I’m an anthropologist by training, and a Latin Americanist at that, so I could hardly resist the opportunity to spend the “Mayan Apocalypse” in Mexico. All over the US folks have been fixating on December 21, 2012 for years. Countdown to the end of the world? There’s an app for that! End of the world sales? You bet! And don’t forget the stockpiles set aside by survivalists for just this occasion. But virtually no one north of the border is talking about what Mexicans have to say about the approaching date, marked on the Mayan calendar as 13.0.0.0.0.
I expected to see all kinds of fabulous theme events — “Party like it’s 13.0.0.0.0!” — or at least some over-the-top reporting on the news. Nada. So I’ve been asking people in Mexico what it means to them. The answers have been varied and a whole lot more nuanced than what we’ve been hearing in the US.
Here, no one is misinterpreting it as a doomsday event. Instead, many see it as an opportunity for a sort of cosmological resetting.
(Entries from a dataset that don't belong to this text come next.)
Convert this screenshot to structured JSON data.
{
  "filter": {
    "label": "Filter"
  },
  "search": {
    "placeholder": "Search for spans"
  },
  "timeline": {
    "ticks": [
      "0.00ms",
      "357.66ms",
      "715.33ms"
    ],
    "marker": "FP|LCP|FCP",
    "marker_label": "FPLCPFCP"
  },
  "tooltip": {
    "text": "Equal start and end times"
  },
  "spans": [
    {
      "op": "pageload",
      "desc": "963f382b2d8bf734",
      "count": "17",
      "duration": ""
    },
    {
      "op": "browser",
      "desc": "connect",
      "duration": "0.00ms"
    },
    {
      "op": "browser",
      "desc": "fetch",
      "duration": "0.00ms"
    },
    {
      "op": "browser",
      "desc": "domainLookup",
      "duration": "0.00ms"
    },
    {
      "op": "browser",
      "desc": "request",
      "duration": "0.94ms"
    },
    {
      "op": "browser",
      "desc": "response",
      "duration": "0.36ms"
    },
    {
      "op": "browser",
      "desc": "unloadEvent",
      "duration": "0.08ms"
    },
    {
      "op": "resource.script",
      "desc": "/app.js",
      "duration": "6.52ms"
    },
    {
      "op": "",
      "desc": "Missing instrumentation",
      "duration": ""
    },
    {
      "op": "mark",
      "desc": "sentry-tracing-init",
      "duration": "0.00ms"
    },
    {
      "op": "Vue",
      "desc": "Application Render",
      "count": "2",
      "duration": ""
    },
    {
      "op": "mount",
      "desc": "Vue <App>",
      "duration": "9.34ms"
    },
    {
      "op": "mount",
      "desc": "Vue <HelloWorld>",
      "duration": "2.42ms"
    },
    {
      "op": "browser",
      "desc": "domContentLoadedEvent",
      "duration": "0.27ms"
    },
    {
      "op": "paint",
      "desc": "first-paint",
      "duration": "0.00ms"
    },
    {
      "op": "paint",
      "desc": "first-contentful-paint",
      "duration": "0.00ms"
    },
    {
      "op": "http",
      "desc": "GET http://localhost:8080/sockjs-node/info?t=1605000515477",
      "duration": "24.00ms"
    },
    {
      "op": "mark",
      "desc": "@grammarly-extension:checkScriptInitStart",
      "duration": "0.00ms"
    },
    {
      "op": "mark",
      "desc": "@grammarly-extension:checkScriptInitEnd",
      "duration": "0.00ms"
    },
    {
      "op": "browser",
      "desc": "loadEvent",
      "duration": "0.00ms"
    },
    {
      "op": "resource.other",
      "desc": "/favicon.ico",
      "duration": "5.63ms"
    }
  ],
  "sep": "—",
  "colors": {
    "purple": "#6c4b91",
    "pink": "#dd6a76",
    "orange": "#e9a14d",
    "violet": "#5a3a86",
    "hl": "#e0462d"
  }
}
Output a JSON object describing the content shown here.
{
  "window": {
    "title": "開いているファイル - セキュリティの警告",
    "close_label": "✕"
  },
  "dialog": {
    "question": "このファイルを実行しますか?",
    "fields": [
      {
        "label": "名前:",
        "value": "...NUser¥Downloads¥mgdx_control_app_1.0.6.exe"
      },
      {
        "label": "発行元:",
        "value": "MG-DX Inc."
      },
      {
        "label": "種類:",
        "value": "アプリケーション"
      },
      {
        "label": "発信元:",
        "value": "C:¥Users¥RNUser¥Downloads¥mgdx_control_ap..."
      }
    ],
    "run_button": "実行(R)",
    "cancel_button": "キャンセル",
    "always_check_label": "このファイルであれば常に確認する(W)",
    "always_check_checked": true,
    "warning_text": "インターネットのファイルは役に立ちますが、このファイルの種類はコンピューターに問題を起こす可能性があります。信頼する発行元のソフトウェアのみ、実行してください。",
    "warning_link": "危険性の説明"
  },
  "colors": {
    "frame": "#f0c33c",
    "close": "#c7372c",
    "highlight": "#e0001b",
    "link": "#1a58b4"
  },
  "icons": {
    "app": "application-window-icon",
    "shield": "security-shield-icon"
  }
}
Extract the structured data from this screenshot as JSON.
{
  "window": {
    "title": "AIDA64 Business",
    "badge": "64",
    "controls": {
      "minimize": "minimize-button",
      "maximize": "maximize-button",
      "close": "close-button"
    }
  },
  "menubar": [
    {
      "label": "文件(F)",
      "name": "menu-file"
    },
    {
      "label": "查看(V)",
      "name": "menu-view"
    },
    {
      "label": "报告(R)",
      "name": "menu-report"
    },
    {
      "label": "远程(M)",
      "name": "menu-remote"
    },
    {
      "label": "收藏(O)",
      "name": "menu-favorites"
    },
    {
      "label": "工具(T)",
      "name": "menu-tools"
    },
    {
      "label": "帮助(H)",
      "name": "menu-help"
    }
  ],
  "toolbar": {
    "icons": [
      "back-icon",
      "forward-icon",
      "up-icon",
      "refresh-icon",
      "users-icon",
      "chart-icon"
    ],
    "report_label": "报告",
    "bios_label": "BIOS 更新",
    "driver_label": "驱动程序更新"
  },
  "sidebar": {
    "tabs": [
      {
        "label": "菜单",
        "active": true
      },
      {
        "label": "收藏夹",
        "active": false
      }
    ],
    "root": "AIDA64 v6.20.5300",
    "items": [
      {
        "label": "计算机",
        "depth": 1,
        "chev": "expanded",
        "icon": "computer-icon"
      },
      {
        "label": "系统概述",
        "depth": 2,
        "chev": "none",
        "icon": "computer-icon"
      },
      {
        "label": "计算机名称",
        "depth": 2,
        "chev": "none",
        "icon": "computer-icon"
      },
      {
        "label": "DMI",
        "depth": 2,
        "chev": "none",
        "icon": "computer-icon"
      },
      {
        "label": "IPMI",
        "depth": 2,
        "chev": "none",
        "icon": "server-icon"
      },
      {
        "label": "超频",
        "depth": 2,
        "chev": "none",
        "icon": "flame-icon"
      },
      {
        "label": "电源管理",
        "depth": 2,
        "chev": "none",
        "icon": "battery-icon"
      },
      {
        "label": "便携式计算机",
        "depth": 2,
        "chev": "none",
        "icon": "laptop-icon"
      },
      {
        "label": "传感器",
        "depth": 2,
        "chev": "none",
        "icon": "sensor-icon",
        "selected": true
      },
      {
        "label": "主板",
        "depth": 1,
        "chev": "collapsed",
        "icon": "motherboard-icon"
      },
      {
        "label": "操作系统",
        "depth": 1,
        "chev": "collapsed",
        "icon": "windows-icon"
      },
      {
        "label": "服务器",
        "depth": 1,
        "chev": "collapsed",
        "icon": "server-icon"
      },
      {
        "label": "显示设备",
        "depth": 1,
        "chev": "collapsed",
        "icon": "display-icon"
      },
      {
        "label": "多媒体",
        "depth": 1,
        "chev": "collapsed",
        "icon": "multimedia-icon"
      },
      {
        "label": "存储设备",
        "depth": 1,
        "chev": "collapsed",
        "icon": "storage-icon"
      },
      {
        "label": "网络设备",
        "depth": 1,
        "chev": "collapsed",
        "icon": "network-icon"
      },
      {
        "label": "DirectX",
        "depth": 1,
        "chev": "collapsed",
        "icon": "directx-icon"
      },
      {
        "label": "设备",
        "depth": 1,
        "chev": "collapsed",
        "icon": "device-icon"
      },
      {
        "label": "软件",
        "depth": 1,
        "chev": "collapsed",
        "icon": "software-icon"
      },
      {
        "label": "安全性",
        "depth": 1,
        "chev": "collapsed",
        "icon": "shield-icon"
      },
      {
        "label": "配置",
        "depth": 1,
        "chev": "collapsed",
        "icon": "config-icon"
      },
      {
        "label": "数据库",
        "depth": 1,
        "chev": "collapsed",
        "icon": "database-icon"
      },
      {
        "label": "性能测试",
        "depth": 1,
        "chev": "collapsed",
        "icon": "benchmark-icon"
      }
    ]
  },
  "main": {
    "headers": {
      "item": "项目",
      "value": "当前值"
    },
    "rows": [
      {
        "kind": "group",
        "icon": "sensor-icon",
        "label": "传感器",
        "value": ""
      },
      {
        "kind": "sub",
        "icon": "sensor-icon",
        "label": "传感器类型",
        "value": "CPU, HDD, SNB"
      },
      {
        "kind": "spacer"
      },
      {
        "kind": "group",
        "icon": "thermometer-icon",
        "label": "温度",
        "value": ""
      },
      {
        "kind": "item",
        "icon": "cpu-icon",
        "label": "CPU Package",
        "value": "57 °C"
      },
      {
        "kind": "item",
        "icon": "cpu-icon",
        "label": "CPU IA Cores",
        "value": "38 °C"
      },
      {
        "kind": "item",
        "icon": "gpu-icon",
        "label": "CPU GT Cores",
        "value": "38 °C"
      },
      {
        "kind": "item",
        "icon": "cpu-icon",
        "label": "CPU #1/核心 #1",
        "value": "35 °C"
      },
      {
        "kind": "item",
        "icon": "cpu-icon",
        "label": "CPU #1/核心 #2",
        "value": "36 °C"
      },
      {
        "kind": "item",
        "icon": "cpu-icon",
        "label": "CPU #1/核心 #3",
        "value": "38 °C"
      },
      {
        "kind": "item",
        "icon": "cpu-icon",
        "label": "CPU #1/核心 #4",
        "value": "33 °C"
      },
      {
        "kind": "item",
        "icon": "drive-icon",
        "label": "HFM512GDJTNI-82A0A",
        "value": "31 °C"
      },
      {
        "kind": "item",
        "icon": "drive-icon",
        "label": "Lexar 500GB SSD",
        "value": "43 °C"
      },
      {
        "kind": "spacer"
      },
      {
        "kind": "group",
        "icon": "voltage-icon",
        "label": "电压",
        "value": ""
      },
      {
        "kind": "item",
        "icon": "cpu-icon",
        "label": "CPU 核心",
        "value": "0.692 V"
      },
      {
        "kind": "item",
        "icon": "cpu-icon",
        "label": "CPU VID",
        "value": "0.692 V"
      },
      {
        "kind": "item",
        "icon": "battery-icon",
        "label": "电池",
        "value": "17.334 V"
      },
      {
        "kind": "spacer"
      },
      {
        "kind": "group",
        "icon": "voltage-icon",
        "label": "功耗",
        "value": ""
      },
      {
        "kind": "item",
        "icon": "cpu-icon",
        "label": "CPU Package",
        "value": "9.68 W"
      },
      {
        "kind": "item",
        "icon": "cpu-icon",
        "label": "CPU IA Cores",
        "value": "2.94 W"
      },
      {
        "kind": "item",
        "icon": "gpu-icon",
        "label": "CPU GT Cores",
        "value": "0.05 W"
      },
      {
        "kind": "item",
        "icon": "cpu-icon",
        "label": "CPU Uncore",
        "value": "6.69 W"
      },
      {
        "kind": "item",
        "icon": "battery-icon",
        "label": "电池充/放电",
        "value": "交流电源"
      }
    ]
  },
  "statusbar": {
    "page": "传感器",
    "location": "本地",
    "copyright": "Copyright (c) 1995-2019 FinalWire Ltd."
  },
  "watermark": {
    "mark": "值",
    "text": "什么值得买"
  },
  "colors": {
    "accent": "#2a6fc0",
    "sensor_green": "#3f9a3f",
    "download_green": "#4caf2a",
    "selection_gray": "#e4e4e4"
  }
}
An email circulated among Mexicans suggesting December 21st is a great time to go on a three-day electronics and media fast. 13.0.0.0.0 might also be trumping New Years in Mexico as the ideal time to reflect on the latest calendrical cycle and set fresh intentions for the next one. By the way, this last b’ak’tun, or long cycle, was 144,000 days long — almost 400 years — so they’d better make those resolutions good ones!
As for me, I’ll be embracing my bicultural roots, drinking a margarita at a Mayan theme bar while making my resolutions for this next b’ak’tun.